EN MI OPINIÓN / SENTENCIA EN EL CASO DIGNA OCHOA

Por Arturo Rubio Ruiz

 

El 25 de noviembre de 2021, la Corte Interamericana de Derechos Humanos emitió sentencia en el Caso Digna Ochoa y familiares contra México, concluyendo un procedimiento contra México, por irregularidades graves en la investigación del asesinato de la defensora de derechos humanos: Digna Ochoa y Plácido, el 19 de octubre de 2001, inserta en un contexto de hostigamientos y ataques en contra de personas defensoras de derechos humanos en México.

El Estado Mexicano fue encontrado responsable por la violación de los derechos a la protección judicial y a las garantías judiciales, así como del derecho a la integridad personal en perjuicio de los familiares de Digna Ochoa y Plácido.

En la sentencia, se condena al Estado Mexicano a: Investigar y en su caso juzgar y sancionar a los responsables del asesinato de Digna Ochoa. Realizar un acto publico de reconocimiento de responsabilidad internacional, y publicar la sentencia.

Crear un reconocimiento con el nombre “Digna Ochoa y Plácido”, y poner su nombre a una calle en su natal Misantla, Veracruz, y en CDMX.

Diseñar e implementar una campaña, reconociendo la labor de los defensores(as) de los derechos humanos. Elaborar un plan de fortalecimiento calendarizado del “Mecanismo de Protección para Personas Defensoras de Derechos Humanos y Periodistas”.

Reformar la Constitución para dotar de autonomía e independencia a los servicios periciales. Crear e implementar “Mecanismo de Protección de Testigos que intervengan en el Procedimiento Penal”.

Elaborar, presentar e impulsar iniciativa de reforma a la “Ley Federal Para la Protección a Personas que intervienen en el Procedimiento Penal” para que incluya los parámetros y estándares internacionales sobre la materia para la creación y operación efectiva de un Mecanismo de Protección a Testigos.

Crear e implementar a nivel federal un protocolo específico y especializado para la investigación de ataques contra defensores(as) de derechos humanos, incluyendo un plan de capacitación del personal de investigación sobre el protocolo referido en el punto resolutivo anterior, así como la creación de un sistema de indicadores que permitan medir su efectividad

Pagar 385 mil USD, por concepto de indemnización por daño material e inmaterial, a los padres y hermanos de la víctima; reintegrar gastos y costas y cubrir al Fondo de Asistencia Legal de Víctimas de la Corte Interamericana de Derechos Humanos la cantidad erogada durante la tramitación del juicio.

En un año, informar sobre las medidas adoptadas para cumplir la sentencia.
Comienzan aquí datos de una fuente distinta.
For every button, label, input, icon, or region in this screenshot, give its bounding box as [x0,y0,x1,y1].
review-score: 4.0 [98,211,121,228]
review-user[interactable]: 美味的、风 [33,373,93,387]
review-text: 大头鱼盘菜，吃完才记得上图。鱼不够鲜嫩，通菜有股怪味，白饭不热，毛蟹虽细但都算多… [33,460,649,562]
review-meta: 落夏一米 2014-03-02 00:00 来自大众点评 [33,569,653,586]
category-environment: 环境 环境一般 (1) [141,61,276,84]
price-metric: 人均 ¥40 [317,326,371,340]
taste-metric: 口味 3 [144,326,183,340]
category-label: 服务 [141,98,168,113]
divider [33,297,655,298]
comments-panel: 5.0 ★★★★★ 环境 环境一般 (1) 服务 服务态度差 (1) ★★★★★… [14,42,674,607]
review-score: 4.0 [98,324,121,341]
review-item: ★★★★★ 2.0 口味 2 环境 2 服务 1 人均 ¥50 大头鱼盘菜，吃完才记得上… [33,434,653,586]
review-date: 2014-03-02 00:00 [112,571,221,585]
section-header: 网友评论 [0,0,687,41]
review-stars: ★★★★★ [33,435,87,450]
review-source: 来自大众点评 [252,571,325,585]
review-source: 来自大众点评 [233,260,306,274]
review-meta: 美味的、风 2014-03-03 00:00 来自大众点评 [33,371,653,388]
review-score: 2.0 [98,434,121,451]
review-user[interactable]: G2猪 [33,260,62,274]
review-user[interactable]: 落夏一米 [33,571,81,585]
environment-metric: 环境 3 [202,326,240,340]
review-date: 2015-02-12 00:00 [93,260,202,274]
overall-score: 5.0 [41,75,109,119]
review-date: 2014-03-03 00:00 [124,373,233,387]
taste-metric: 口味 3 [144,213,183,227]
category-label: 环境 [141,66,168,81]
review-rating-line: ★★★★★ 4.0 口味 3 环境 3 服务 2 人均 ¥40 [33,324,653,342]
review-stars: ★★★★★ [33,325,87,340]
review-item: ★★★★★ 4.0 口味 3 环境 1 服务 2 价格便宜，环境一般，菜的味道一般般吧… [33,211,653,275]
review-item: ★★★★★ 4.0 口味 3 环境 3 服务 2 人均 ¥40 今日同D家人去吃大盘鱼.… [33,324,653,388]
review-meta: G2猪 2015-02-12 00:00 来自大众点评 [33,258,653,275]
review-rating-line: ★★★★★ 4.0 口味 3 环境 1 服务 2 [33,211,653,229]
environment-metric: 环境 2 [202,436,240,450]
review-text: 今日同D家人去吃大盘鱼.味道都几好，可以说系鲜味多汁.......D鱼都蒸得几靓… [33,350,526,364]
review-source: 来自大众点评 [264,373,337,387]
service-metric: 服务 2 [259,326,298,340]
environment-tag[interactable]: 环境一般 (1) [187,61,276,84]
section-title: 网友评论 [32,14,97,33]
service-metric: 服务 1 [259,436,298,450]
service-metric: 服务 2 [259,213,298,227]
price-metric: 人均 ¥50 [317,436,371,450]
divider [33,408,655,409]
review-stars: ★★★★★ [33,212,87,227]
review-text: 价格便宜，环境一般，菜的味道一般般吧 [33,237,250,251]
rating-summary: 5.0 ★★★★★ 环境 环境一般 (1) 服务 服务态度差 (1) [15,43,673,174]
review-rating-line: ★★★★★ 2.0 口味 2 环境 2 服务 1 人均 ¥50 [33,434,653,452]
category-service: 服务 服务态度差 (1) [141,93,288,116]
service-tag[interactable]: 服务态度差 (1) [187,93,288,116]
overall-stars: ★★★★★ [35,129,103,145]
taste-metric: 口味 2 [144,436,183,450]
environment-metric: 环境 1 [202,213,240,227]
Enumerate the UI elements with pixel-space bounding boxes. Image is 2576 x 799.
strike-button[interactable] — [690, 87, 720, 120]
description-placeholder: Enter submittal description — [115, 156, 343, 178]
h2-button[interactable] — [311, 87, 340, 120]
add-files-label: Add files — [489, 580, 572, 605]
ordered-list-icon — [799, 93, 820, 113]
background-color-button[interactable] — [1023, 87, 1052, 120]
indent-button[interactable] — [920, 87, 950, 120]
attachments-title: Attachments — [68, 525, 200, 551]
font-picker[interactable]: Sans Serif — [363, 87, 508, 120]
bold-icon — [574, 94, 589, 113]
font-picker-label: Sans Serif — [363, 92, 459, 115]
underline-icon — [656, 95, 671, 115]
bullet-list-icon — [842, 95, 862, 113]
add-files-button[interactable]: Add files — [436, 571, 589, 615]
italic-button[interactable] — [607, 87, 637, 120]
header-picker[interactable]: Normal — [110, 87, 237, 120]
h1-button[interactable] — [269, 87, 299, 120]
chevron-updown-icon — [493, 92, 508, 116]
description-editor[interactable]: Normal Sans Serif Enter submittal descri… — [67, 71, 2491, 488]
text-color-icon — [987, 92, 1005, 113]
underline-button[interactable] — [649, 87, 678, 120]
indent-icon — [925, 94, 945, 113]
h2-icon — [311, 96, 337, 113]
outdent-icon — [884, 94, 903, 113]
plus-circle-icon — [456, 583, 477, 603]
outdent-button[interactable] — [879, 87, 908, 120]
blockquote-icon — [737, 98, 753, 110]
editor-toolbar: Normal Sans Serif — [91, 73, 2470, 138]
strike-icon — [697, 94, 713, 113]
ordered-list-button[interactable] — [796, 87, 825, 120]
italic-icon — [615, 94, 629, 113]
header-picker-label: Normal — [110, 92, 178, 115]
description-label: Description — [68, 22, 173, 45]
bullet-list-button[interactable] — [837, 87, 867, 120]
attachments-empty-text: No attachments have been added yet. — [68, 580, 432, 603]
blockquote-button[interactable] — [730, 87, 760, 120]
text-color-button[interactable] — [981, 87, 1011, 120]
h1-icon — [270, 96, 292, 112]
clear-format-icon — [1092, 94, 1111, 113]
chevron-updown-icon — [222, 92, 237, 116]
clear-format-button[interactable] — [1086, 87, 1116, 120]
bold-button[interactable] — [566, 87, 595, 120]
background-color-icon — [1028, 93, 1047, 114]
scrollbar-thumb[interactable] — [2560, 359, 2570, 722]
Entre los puntos más relevantes de la sentencia, destaca la concepción del daño material e inmaterial, cuyos parámetros obligan al Estado Mexicano a la adecuación y armonización de su legislación interna. Sobre el particular, la Suprema Corte de Justicia de la Nación habrá de redefinir la concepción de la llamada reparación integral del daño, ajustándola a los lineamientos establecidos por la Corte Interamericana de Derechos Humanos.

Destaca también la obligación de dotar de independencia y autonomía a los servicios periciales en el ámbito forense, para romper la cadena de dependencia, subordinación y alineación que actualmente existe entre quien emite una pericia, y el órgano investigador y persecutor del Estado.

Finalmente, en la sentencia se destaca el señalamiento del Relator Especial sobre la situación de personas defensoras de derechos humanos, que tras su visita a México en 2017 apuntó que pese a que se han logrado ciertos progresos, el nivel de violencia en México sigue siendo alarmantemente alto, lo cual afecta a la población en general, e indicó que la mayoría de los(as) defensores(as) de derechos humanos con los que se había reunido durante su visita confirmaron que habían sido víctimas de actos de intimidación, acoso y estigmatización a manos de agentes estatales y no estatales en represalia por su labor de defensa de los derechos humanos, aunado al alto nivel de impunidad que impera sobre estos crímenes.